Misheard hissatsuwaza
One of the biggest reliefs ever for me was to find out that native English speakers often can't make out the lyrics of songs either. That native English speakers also feel like modern TV is better watched with subtitles. In the same way, one of the biggest reliefs was finding out that native Japanese gamer also have no fucking clue what the hell Amakusa Shirō-Tokisada is mumbling on Samurai Shodown IV (=Ten-samu). The voice capabilities of the old videogames was quite crunchy, and recordings often only vaguely resembled the original sample. (Somebody could probably do a phonetics paper on this.)
Like when I was writing that piece on the mixed-region nature of Brazilian retro videogame culture, I wanted to talk about the iconic Rebecca from Double Dragon: The Movie: The Game, whose hissatsuwaza (specials) yells filled the air of many a dank cachaça watering hole countryside. But since the whole point of that piece is humblebragging about how we are bigger otakus than the gringos, I went into the Japanese Internet to double-check the name of her fireball—what was it again, 飛び剣 (tobiken, I thought, “flying dagger”)? Turns out it's supposed to be 紅刃拳. Kōjinken (Crimson blade fist)! I mean listen, kō- is fine but there's no way in heck that second syllable is jin (here, judge by yourself: https://www. youtube.com/watch?v=5he325b3d5U&t=0m17s ).
Then I found this note on mugenwiki and lost it:
飛び道具。空中でも出せる。隙は大きいがガードさせてしまえばどうにでもなる。 空耳は「コーヒー券」など。
Fireball. Can be done mid-air.
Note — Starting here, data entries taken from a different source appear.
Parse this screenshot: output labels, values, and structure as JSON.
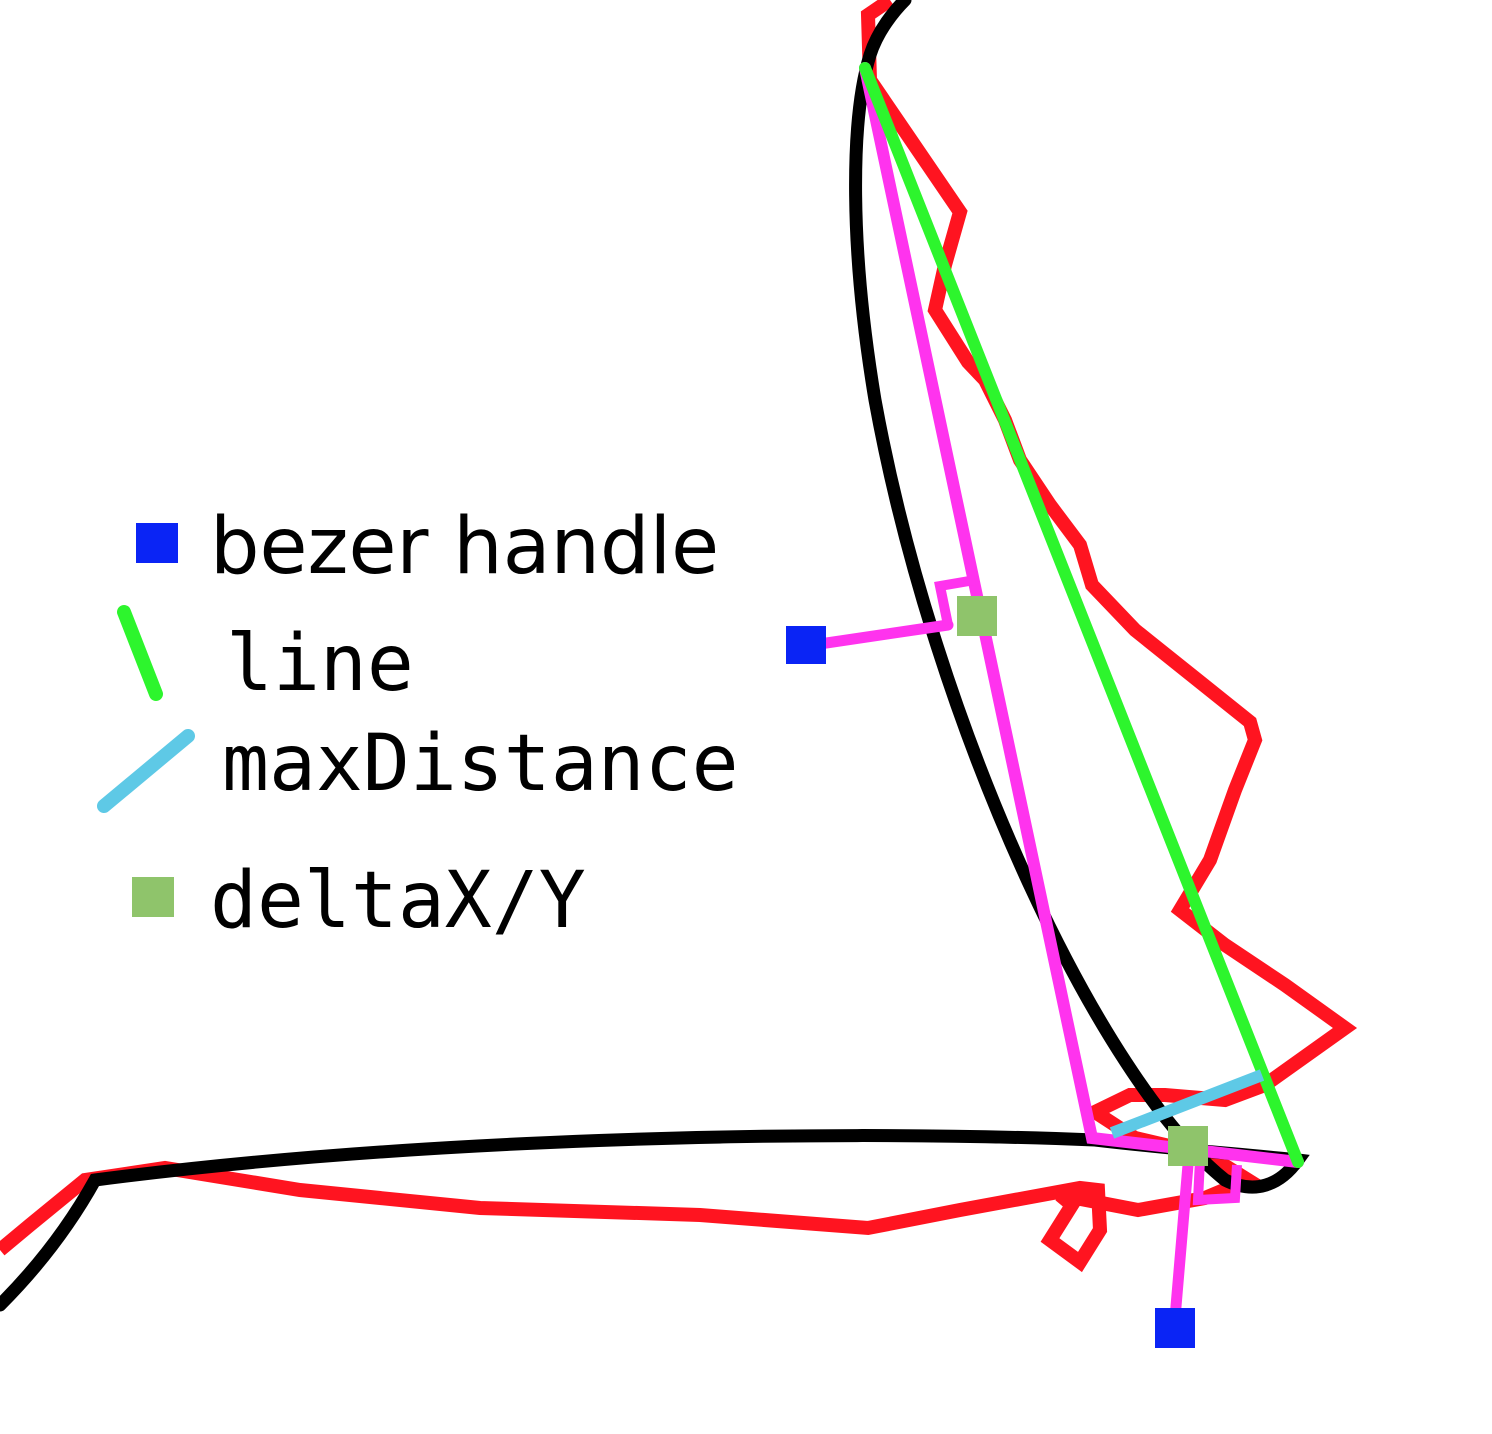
{
  "legend": {
    "items": [
      {
        "label": "bezer handle",
        "marker": "blue-square",
        "color": "#0a24f5"
      },
      {
        "label": "line",
        "marker": "green-line",
        "color": "#2df52d"
      },
      {
        "label": "maxDistance",
        "marker": "cyan-line",
        "color": "#5ec9e6"
      },
      {
        "label": "deltaX/Y",
        "marker": "olive-square",
        "color": "#8fc46b"
      }
    ]
  },
  "colors": {
    "background": "#ffffff",
    "raw_stroke": "#ff1420",
    "fitted_curve": "#000000",
    "bezier_construction": "#ff33ee",
    "bezier_handle": "#0a24f5",
    "chord_line": "#2df52d",
    "max_distance": "#5ec9e6",
    "delta_marker": "#8fc46b"
  }
}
Leaves you wide open, but if you can force them to guard, you can work around that. Misheard as “Kōhīken” [coffee voucher] and others.
Kōhīken! It does sound just like that. Never unhearing that one ever again.
Niconico Mugen is a treasure for this kind of thing. You get transcriptions of what it sounded like to natives:
「ヒッチョッザーン!(飛蝶斬)」
It's supposed to be Hichōzan (Flying Butterfly Slash), but I wasn't imagining it when I thought she says it more like hittchoʔzan. I interpreted it to mean 飛っ中斬 (Hicchūzan, “Mid-Air Slash”), which turns out wasn't that far off from what J gamers heard. But then you have the funny misheards too:
空耳は「みちよちゃーん」「シャッチョさーん」「一休さーん」など。 Interpreted as Michiyo-chaan [name of a boy], Shatcho-saan [“Boss”, said in a tense way], Ikkyū-saan [name of a historical figure], etc.
And her super 胡蝶烈風殺 Kochō-Reppusatsu (Killer Butterfly Gale), which sounds more like “kachō-reppusa”, has the gloss of 課長轢死体 Kachō-rek'shi-ta' [the manager's traffic accident corpse]…
If even native speakers misheard those ADPCM samples, of course we did, too. The hadouken for us was “haduge” or “gaduge”; shōryūken was “Hollywood”; Guile’s Sonic Boom was “Alex Full”, and in all honesty I still think it sounds much more like Alex Full than Sonic Boom; and, most famously, Sagat’s Tiger Uppercut was “Tiger Robocop”, now a meme in the arcade nostalgia community.